The practical payoff is parallax-free aiming with noticeably more light coming through the window. Curved glass bends what you see. Flat glass does not. For a shooter trying to pick up the dot quickly under pressure or extend accuracy out past conversational distances, the difference is real.
What FN has built around that optical core is a sight that weighs 1.55 ounces with the battery installed, which FN says is roughly 25 percent lighter than comparable enclosed red dots.
The housing is aerospace-grade 7075 aluminum with titanium accents. It’s fully submersible and rated for operation from -40°F to 126°F. If the glass cracks, the reticle stays visible and stays zeroed.
Adjustments for windage and elevation is in 1-MOA clicks. The adjustment range for both is 200 MOA.

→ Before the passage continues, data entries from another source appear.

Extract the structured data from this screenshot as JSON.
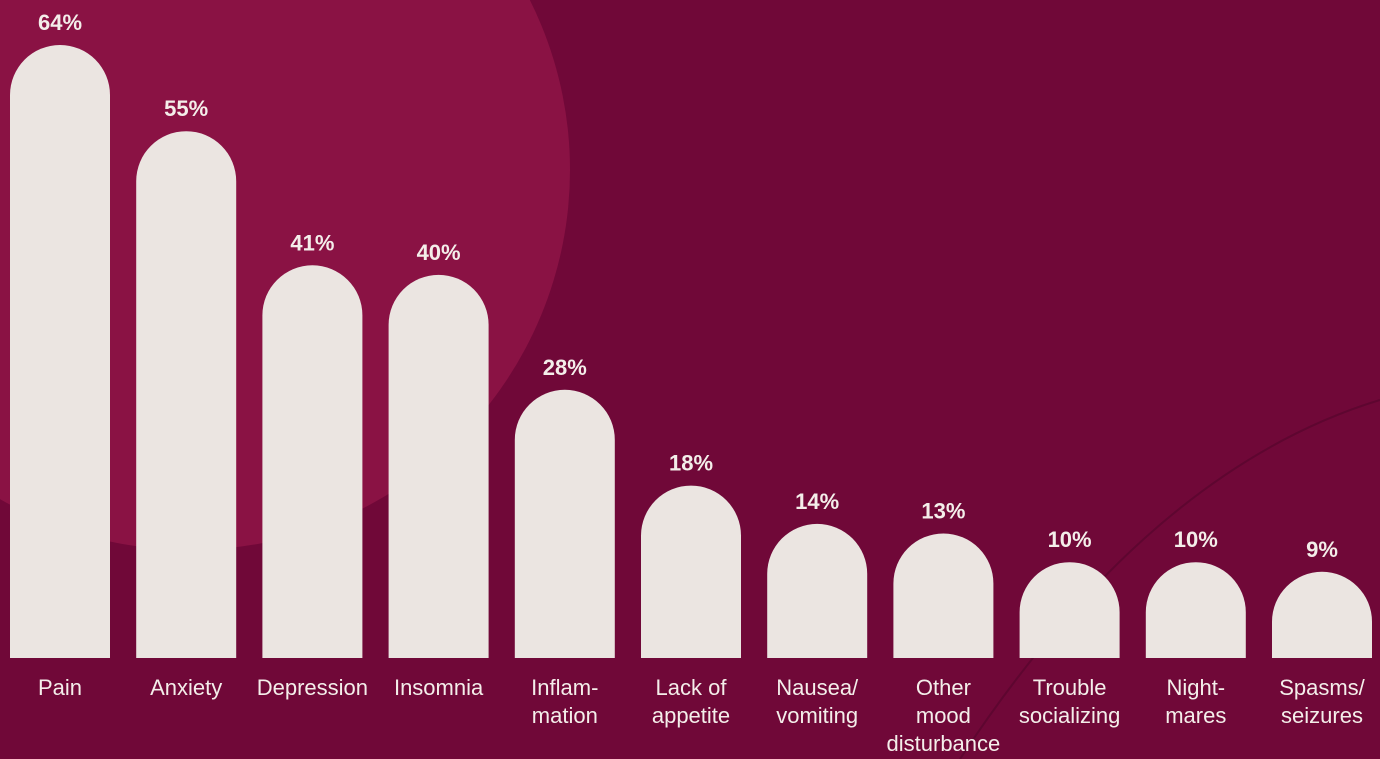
{
  "colors": {
    "background": "#700838",
    "circle": "#8a1244",
    "bar": "#ebe5e1",
    "text": "#f4eeea"
  },
  "chart_data": {
    "type": "bar",
    "title": "",
    "xlabel": "",
    "ylabel": "",
    "ylim": [
      0,
      64
    ],
    "grid": false,
    "categories": [
      [
        "Pain"
      ],
      [
        "Anxiety"
      ],
      [
        "Depression"
      ],
      [
        "Insomnia"
      ],
      [
        "Inflam-",
        "mation"
      ],
      [
        "Lack of",
        "appetite"
      ],
      [
        "Nausea/",
        "vomiting"
      ],
      [
        "Other",
        "mood",
        "disturbance"
      ],
      [
        "Trouble",
        "socializing"
      ],
      [
        "Night-",
        "mares"
      ],
      [
        "Spasms/",
        "seizures"
      ]
    ],
    "values": [
      64,
      55,
      41,
      40,
      28,
      18,
      14,
      13,
      10,
      10,
      9
    ],
    "value_labels": [
      "64%",
      "55%",
      "41%",
      "40%",
      "28%",
      "18%",
      "14%",
      "13%",
      "10%",
      "10%",
      "9%"
    ]
  }
}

Fourteen brightness settings include three night-vision compatible levels and three calibrated for bright daylight. Motion-sensing wakes the optic when the pistol moves and puts it back to sleep when it does not, stretching a CR2032 to roughly 800 hours of continuous use or up to a year with the battery saver working.
The battery loads from the top, so swaps happen without pulling the sight off the gun or touching the zero.
Mounting is proprietary to FN. The PUREVIEW drops natively onto the FN 509, FN 510, FN 545 and FN Five-seveN in their MRD, Tactical and Edge configurations.
MSRP is $749 in black or flat dark earth, both shipping without a mount. FN says availability is coming later this year through fnamerica.com.